HUKUKİ DEĞERLENDİRME:
6458 sayılı Kanun'un 35., 36. ve 37. maddelerinin yukarıda yer verilen hükümleri birlikte değerlendiriliğinde; yabancıların sırf aile ikamet izni almak amacıyla anlaşmalı evlilik yapıp yapmadığı hususunun valiliklerce araştırılacağı, bu araştırma sonucunda anlaşmalı evlilik yaptığı tespit edilen yabancılara aile ikamet izni verilmeyeceği ve verilmişse de iptal edileceği düzenlemelerine yer verildiği görüldüğünden, idarece evliliğin anlaşmalı bir evlilik olduğu hususunun tespit edilmesi üzerine bu sebeple işlem tesis edilmesinde hukuki bir engel bulunmadığı anlaşılmakla birlikte, evliliğin anlaşmalı bir evlilik olduğu hususundaki tespitin somut bilgi ve belgelere dayalı olması gerektiği de açıktır.

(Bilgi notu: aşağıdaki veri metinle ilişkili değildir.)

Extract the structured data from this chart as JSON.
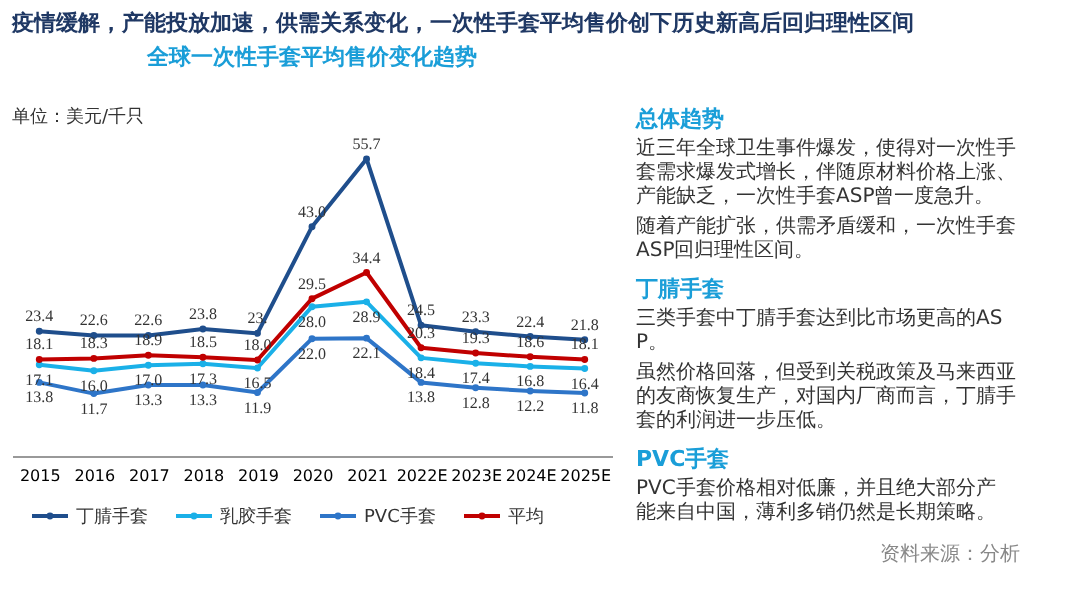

Uyuşmazlıkta; dosya içerisinde yer alan davacının Türk vatandaşı ile yapmış olduğu evliliğe yönelik tahkikat sonucu hazırlanan 26/08/2015 tarihli tutanakta; davacının ve eşinin ikamet adresi olarak beyan edilen adreste bulunamadığı, söz konusu adreste bulunan komşuları tarafından ise davacıyı tanıdıkları ancak Türk vatandaşı eşi tanımadıkları, davacı ve eşinin evlilikle ilgili ayrı ayrı mülakatlarında sorulan benzer sorulara tutarsız ve çelişkili cevaplar verdikleri hususlarının tespit edilmesinin ardından bu tutanak esas alınarak dava konusu işlemin tesis edildiği anlaşılmakla birlikte; davacı tarafından dava dilekçesi içeriğinde, yaz aylarında eşi ile birlikte eşinin memleketi olan Ordu ilinde yaşadığının belirtildiği, anılan tutanağın ise İstanbul İl Emniyet Müdürlüğü İkamet Büro Amirliği ekiplerince Ağustos ayında düzenlendiği dikkate alındığında; yeterli bir araştırma yapılmaksızın dava konusu işlemin tesis edildiği ve davalı idare tarafından anılan tutanakta yer verilen tespitleri somutlaştıracak herhangi bir bilgi ve belgenin de dosyaya sunulmadığı görülmektedir.
Bu haliyle, 6458 sayılı Kanun'un yukarıda yer verilen 37. maddesi kapsamında sırf ikamet izni alarak Türkiye'de kalma amacıyla anlaşmalı evlilik yaptığı yönünde somut bir tespit bulunmayan davacının aile ikamet izni başvurusunun reddine yönelik tesis edilen dava konusu işlemde hukuka uyarlık, işlemin iptali yolunda verilen İdare Mahkemesi kararında sonucu itibariyle hukuki isabetsizlik bulunmamıştır.
KARAR SONUCU :
Açıklanan nedenlerle;
1. Davalı idarenin temyiz isteminin reddine,
2. Dava konusu işlemin iptali yolundaki ... İdare Mahkemesinin ... tarih ve E: ..., K: ... sayılı temyize konu kararının yukarıda belirtilen gerekçe ile ONANMASINA,
3. 2577 sayılı Kanun'un (Geçici 8. maddesi uyarınca uygulanmasına devam edilen) 54. maddesinin 1. fıkrası uyarınca bu kararın tebliğ tarihini izleyen günden itibaren 15 (on beş) gün içinde karar düzeltme yolu açık olmak üzere, 10/06/2021 tarihinde oy birliğiyle karar verildi.